Apart from the use of the postcard format, which brought the price of studio portraits within reach of practically everyone, the pose is a complete contrast to those characteristic of a decade or two earlier. The stiff formally arranged family group, often in a symmetrical triangular, diamond, W or inverted-W pattern has been replaced by an asymmetrical distribution. However, the most striking difference in this style of portrait is that the subjects are smiling. Well, the children are; while their mother is perhaps trying, she doesn't seem to be able to put out of her mind the Victorian studio habits that she grew up with. The chintz-covered chaise longue is fairly typical of the Edwardian period between the turn of the century and the Great War.
The 1910s also saw a return to the spartan studio settings not seen for several decades. Here the subject is perched on a plaster bench left over from the excesses of the 1890s, but the remaining background has been stripped to the bare essentials - a plain floor and wall, probably purposely light in colour in order to bring out the detail in the girl's clothing, which might otherwise have appeared somewhat washed out. With a child of this age, the ball that she is holding is less likely to have been used to keep her from fidgetting, but more as a simple accessory.
The use of generic, mass-produced postcards enabled the studios to reduce the cost of production even further. Some of them would be stamped on the reverse with the the photographer's or studio's name, but a method used very commonly from the early 1900s until the 1930s was the blind stamp. This involved the embossing of text, an image or a logo, or a combination of these, onto the postcard without using ink or gilding. Although printed, embossed card mounts were produced by the same studios, they were able to offer these standard, stock-in-trade postcards very cheaply indeed.

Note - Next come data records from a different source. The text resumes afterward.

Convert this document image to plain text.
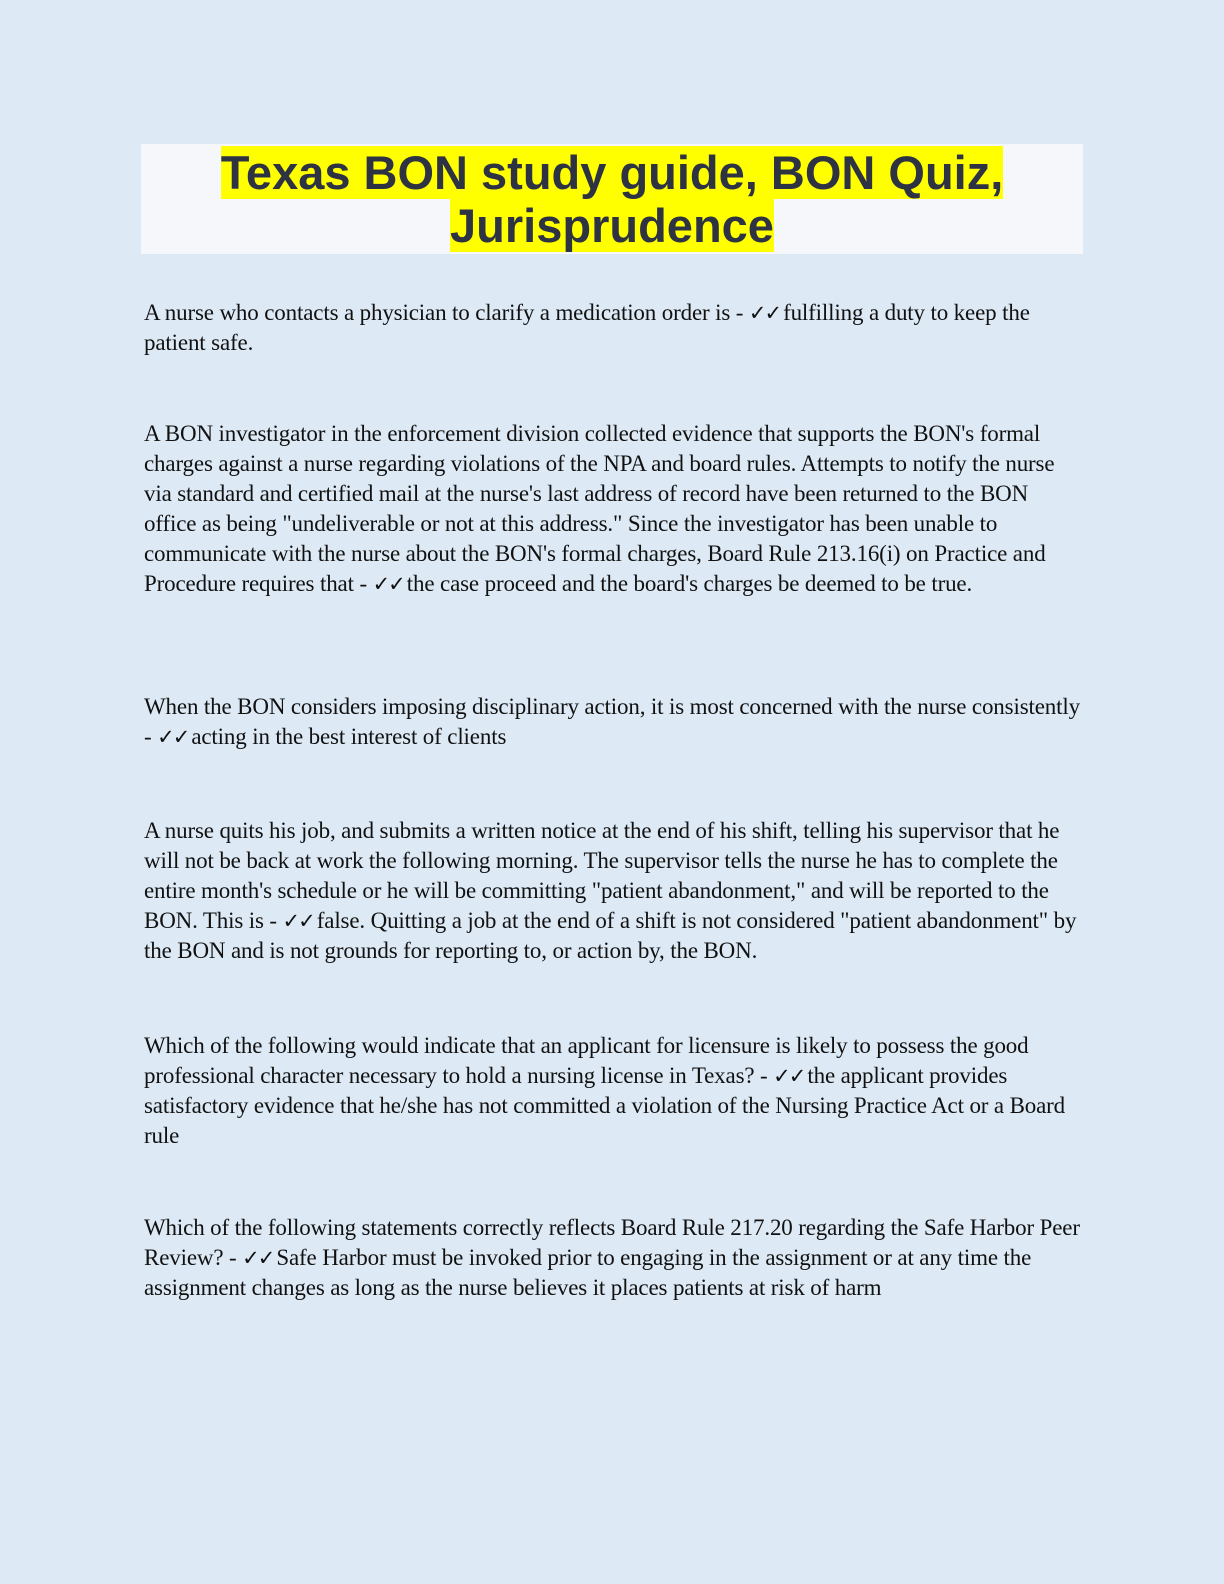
Texas BON study guide, BON Quiz, Jurisprudence

A nurse who contacts a physician to clarify a medication order is - ✓✓ fulfilling a duty to keep the patient safe.

A BON investigator in the enforcement division collected evidence that supports the BON's formal charges against a nurse regarding violations of the NPA and board rules. Attempts to notify the nurse via standard and certified mail at the nurse's last address of record have been returned to the BON office as being "undeliverable or not at this address." Since the investigator has been unable to communicate with the nurse about the BON's formal charges, Board Rule 213.16(i) on Practice and Procedure requires that - ✓✓ the case proceed and the board's charges be deemed to be true.

When the BON considers imposing disciplinary action, it is most concerned with the nurse consistently - ✓✓ acting in the best interest of clients

A nurse quits his job, and submits a written notice at the end of his shift, telling his supervisor that he will not be back at work the following morning. The supervisor tells the nurse he has to complete the entire month's schedule or he will be committing "patient abandonment," and will be reported to the BON. This is - ✓✓ false. Quitting a job at the end of a shift is not considered "patient abandonment" by the BON and is not grounds for reporting to, or action by, the BON.

Which of the following would indicate that an applicant for licensure is likely to possess the good professional character necessary to hold a nursing license in Texas? - ✓✓ the applicant provides satisfactory evidence that he/she has not committed a violation of the Nursing Practice Act or a Board rule

Which of the following statements correctly reflects Board Rule 217.20 regarding the Safe Harbor Peer Review? - ✓✓ Safe Harbor must be invoked prior to engaging in the assignment or at any time the assignment changes as long as the nurse believes it places patients at risk of harm
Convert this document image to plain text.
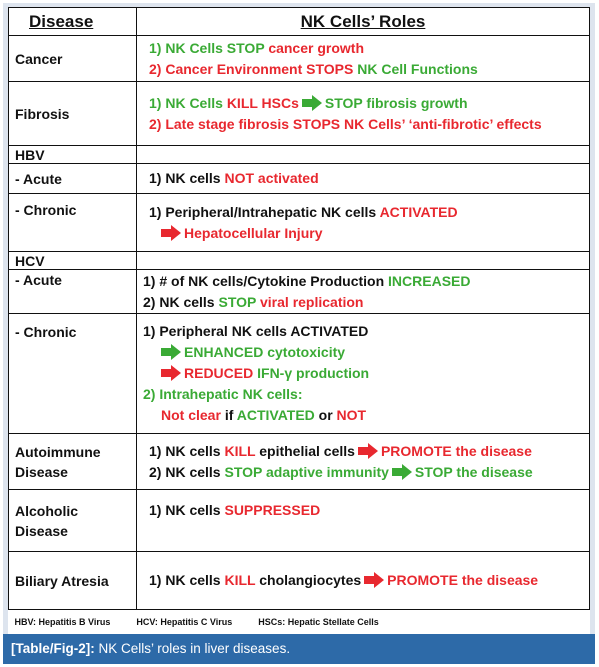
Disease	NK Cells’ Roles
Cancer	1) NK Cells STOP cancer growth
2) Cancer Environment STOPS NK Cell Functions

Fibrosis	1) NK Cells KILL HSCs STOP fibrosis growth
2) Late stage fibrosis STOPS NK Cells’ ‘anti-fibrotic’ effects

HBV	
- Acute	1) NK cells NOT activated

- Chronic	1) Peripheral/Intrahepatic NK cells ACTIVATED
Hepatocellular Injury

HCV	
- Acute	1) # of NK cells/Cytokine Production INCREASED
2) NK cells STOP viral replication

- Chronic	1) Peripheral NK cells ACTIVATED
ENHANCED cytotoxicity
REDUCED IFN-γ production
2) Intrahepatic NK cells:
Not clear if ACTIVATED or NOT

Autoimmune
Disease	1) NK cells KILL epithelial cells PROMOTE the disease
2) NK cells STOP adaptive immunity STOP the disease

Alcoholic
Disease	1) NK cells SUPPRESSED

Biliary Atresia	1) NK cells KILL cholangiocytes PROMOTE the disease

HBV: Hepatitis B Virus HCV: Hepatitis C Virus HSCs: Hepatic Stellate Cells	
[Table/Fig-2]: NK Cells’ roles in liver diseases.
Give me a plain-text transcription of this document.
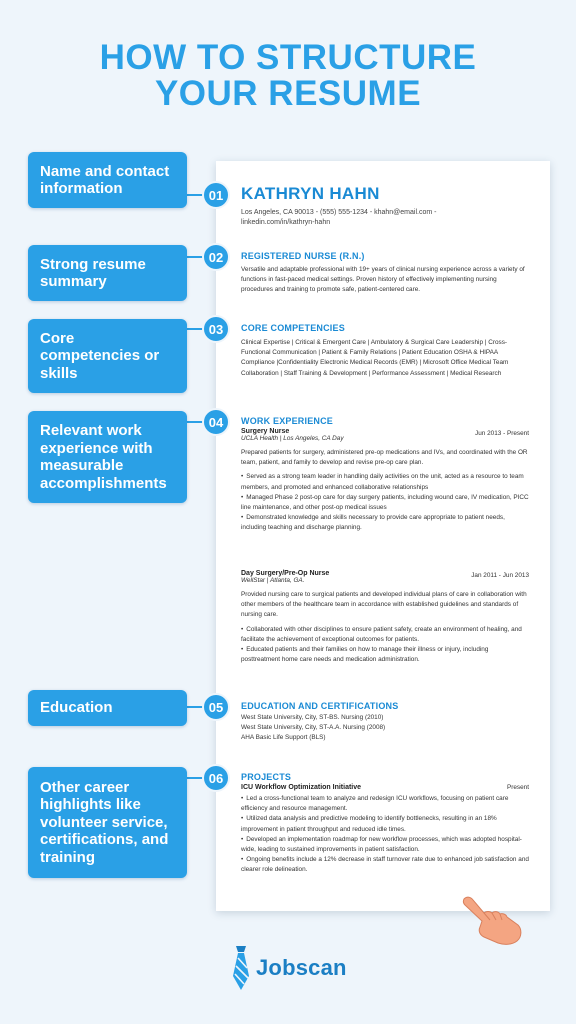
HOW TO STRUCTURE
YOUR RESUME
Name and contact information
Strong resume summary
Core competencies or skills
Relevant work experience with measurable accomplishments
Education
Other career highlights like volunteer service, certifications, and training
01
02
03
04
05
06
KATHRYN HAHN
Los Angeles, CA 90013 - (555) 555-1234 - khahn@email.com -
linkedin.com/in/kathryn-hahn
REGISTERED NURSE (R.N.)
Versatile and adaptable professional with 19+ years of clinical nursing experience across a variety of functions in fast-paced medical settings. Proven history of effectively implementing nursing procedures and training to promote safe, patient-centered care.
CORE COMPETENCIES
Clinical Expertise | Critical & Emergent Care | Ambulatory & Surgical Care Leadership | Cross-Functional Communication | Patient & Family Relations | Patient Education OSHA & HIPAA Compliance |Confidentiality Electronic Medical Records (EMR) | Microsoft Office Medical Team Collaboration | Staff Training & Development | Performance Assessment | Medical Research
WORK EXPERIENCE
Surgery Nurse	Jun 2013 - Present
UCLA Health | Los Angeles, CA Day
Prepared patients for surgery, administered pre-op medications and IVs, and coordinated with the OR team, patient, and family to develop and revise pre-op care plan.
• Served as a strong team leader in handling daily activities on the unit, acted as a resource to team members, and promoted and enhanced collaborative relationships
• Managed Phase 2 post-op care for day surgery patients, including wound care, IV medication, PICC line maintenance, and other post-op medical issues
• Demonstrated knowledge and skills necessary to provide care appropriate to patient needs, including teaching and discharge planning.
Day Surgery/Pre-Op Nurse	Jan 2011 - Jun 2013
WellStar | Atlanta, GA.
Provided nursing care to surgical patients and developed individual plans of care in collaboration with other members of the healthcare team in accordance with established guidelines and standards of nursing care.
• Collaborated with other disciplines to ensure patient safety, create an environment of healing, and facilitate the achievement of exceptional outcomes for patients.
• Educated patients and their families on how to manage their illness or injury, including posttreatment home care needs and medication administration.
EDUCATION AND CERTIFICATIONS
West State University, City, ST-BS. Nursing (2010)
West State University, City, ST-A.A. Nursing (2008)
AHA Basic Life Support (BLS)
PROJECTS
ICU Workflow Optimization Initiative	Present
• Led a cross-functional team to analyze and redesign ICU workflows, focusing on patient care efficiency and resource management.
• Utilized data analysis and predictive modeling to identify bottlenecks, resulting in an 18% improvement in patient throughput and reduced idle times.
• Developed an implementation roadmap for new workflow processes, which was adopted hospital-wide, leading to sustained improvements in patient satisfaction.
• Ongoing benefits include a 12% decrease in staff turnover rate due to enhanced job satisfaction and clearer role delineation.
Jobscan
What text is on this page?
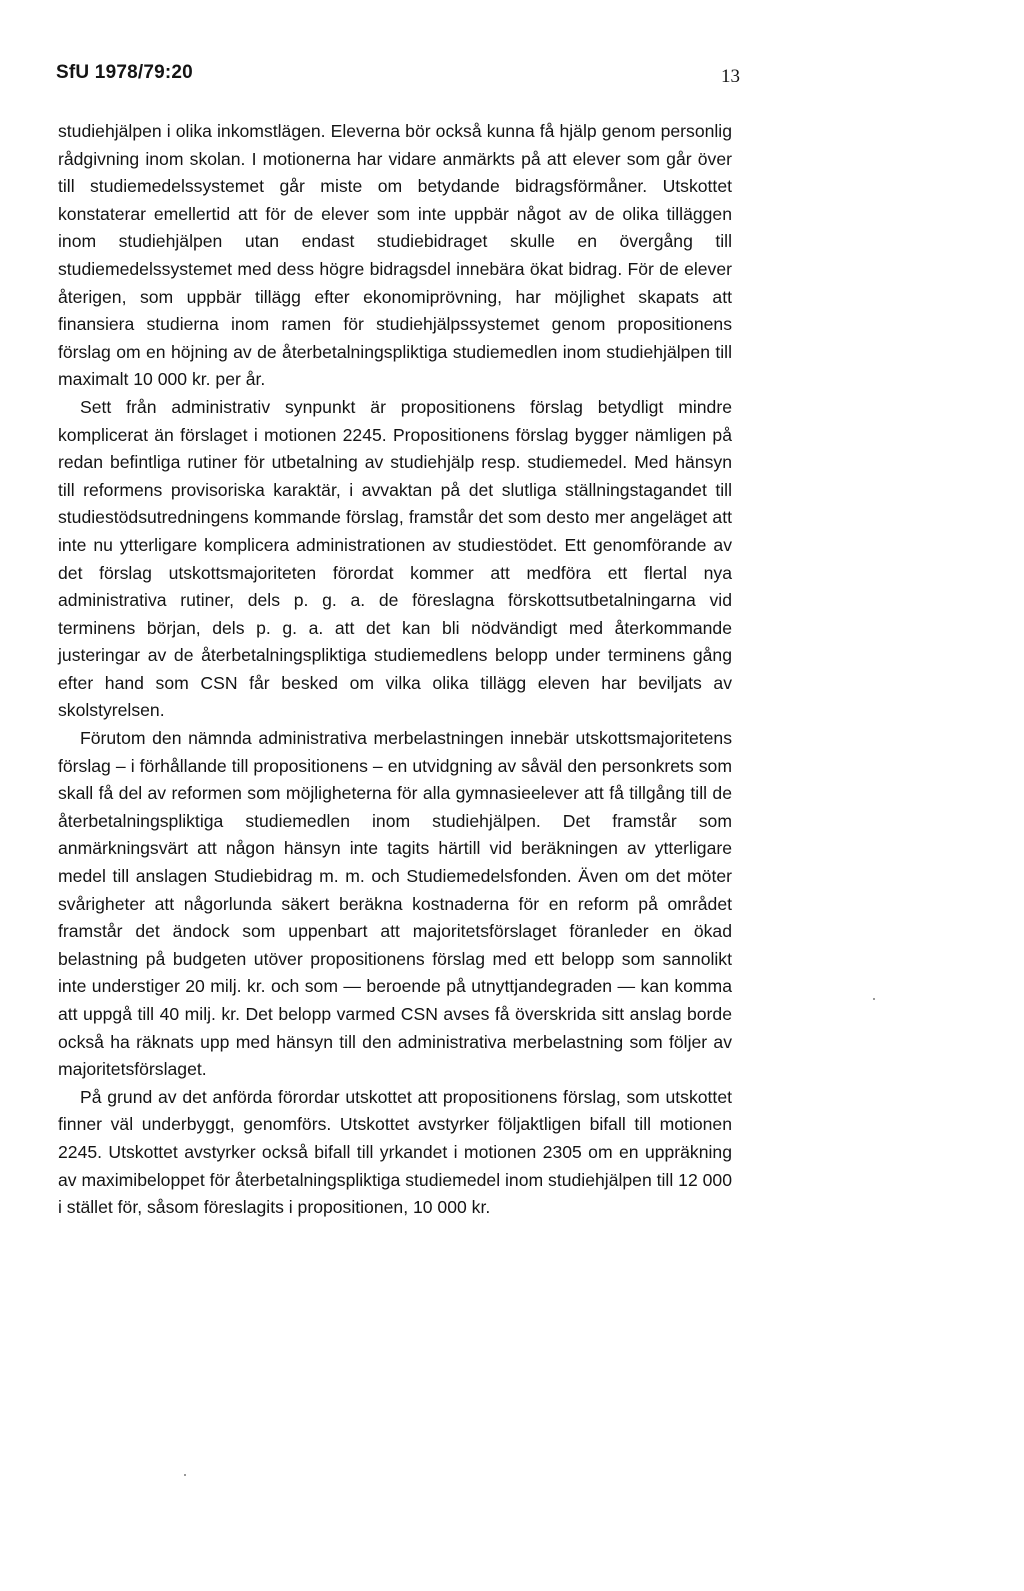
SfU 1978/79:20	13

studiehjälpen i olika inkomstlägen. Eleverna bör också kunna få hjälp genom personlig rådgivning inom skolan. I motionerna har vidare anmärkts på att elever som går över till studiemedelssystemet går miste om betydande bidragsförmåner. Utskottet konstaterar emellertid att för de elever som inte uppbär något av de olika tilläggen inom studiehjälpen utan endast studiebidraget skulle en övergång till studiemedelssystemet med dess högre bidragsdel innebära ökat bidrag. För de elever återigen, som uppbär tillägg efter ekonomiprövning, har möjlighet skapats att finansiera studierna inom ramen för studiehjälpssystemet genom propositionens förslag om en höjning av de återbetalningspliktiga studiemedlen inom studiehjälpen till maximalt 10 000 kr. per år.

Sett från administrativ synpunkt är propositionens förslag betydligt mindre komplicerat än förslaget i motionen 2245. Propositionens förslag bygger nämligen på redan befintliga rutiner för utbetalning av studiehjälp resp. studiemedel. Med hänsyn till reformens provisoriska karaktär, i avvaktan på det slutliga ställningstagandet till studiestödsutredningens kommande förslag, framstår det som desto mer angeläget att inte nu ytterligare komplicera administrationen av studiestödet. Ett genomförande av det förslag utskottsmajoriteten förordat kommer att medföra ett flertal nya administrativa rutiner, dels p. g. a. de föreslagna förskottsutbetalningarna vid terminens början, dels p. g. a. att det kan bli nödvändigt med återkommande justeringar av de återbetalningspliktiga studiemedlens belopp under terminens gång efter hand som CSN får besked om vilka olika tillägg eleven har beviljats av skolstyrelsen.

Förutom den nämnda administrativa merbelastningen innebär utskottsmajoritetens förslag – i förhållande till propositionens – en utvidgning av såväl den personkrets som skall få del av reformen som möjligheterna för alla gymnasieelever att få tillgång till de återbetalningspliktiga studiemedlen inom studiehjälpen. Det framstår som anmärkningsvärt att någon hänsyn inte tagits härtill vid beräkningen av ytterligare medel till anslagen Studiebidrag m. m. och Studiemedelsfonden. Även om det möter svårigheter att någorlunda säkert beräkna kostnaderna för en reform på området framstår det ändock som uppenbart att majoritetsförslaget föranleder en ökad belastning på budgeten utöver propositionens förslag med ett belopp som sannolikt inte understiger 20 milj. kr. och som — beroende på utnyttjandegraden — kan komma att uppgå till 40 milj. kr. Det belopp varmed CSN avses få överskrida sitt anslag borde också ha räknats upp med hänsyn till den administrativa merbelastning som följer av majoritetsförslaget.

På grund av det anförda förordar utskottet att propositionens förslag, som utskottet finner väl underbyggt, genomförs. Utskottet avstyrker följaktligen bifall till motionen 2245. Utskottet avstyrker också bifall till yrkandet i motionen 2305 om en uppräkning av maximibeloppet för återbetalningspliktiga studiemedel inom studiehjälpen till 12 000 i stället för, såsom föreslagits i propositionen, 10 000 kr.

Edward Montague Treble was born in Hastings, Sussex in 1859, the youngest son of artist & photographer Frederick Treble and Elizabeth Wyndham. His father at various times operated from premises in Nottingham, Yeovil, Salisbury, Hastings, London, Brighton and Norwich, and his older brother Charles Frederick Treble also became a photographer, with studios in London, Norwich and Great Yarmouth. E.M. Treble possibly trained with his father before working as a photographer's manager in Yardley, Worcestershire, and appears to have moved to Derby in around 1912, when he took over the studio of C.F. Dereské in East Street. He was in business at least until the mid- to late 1920s.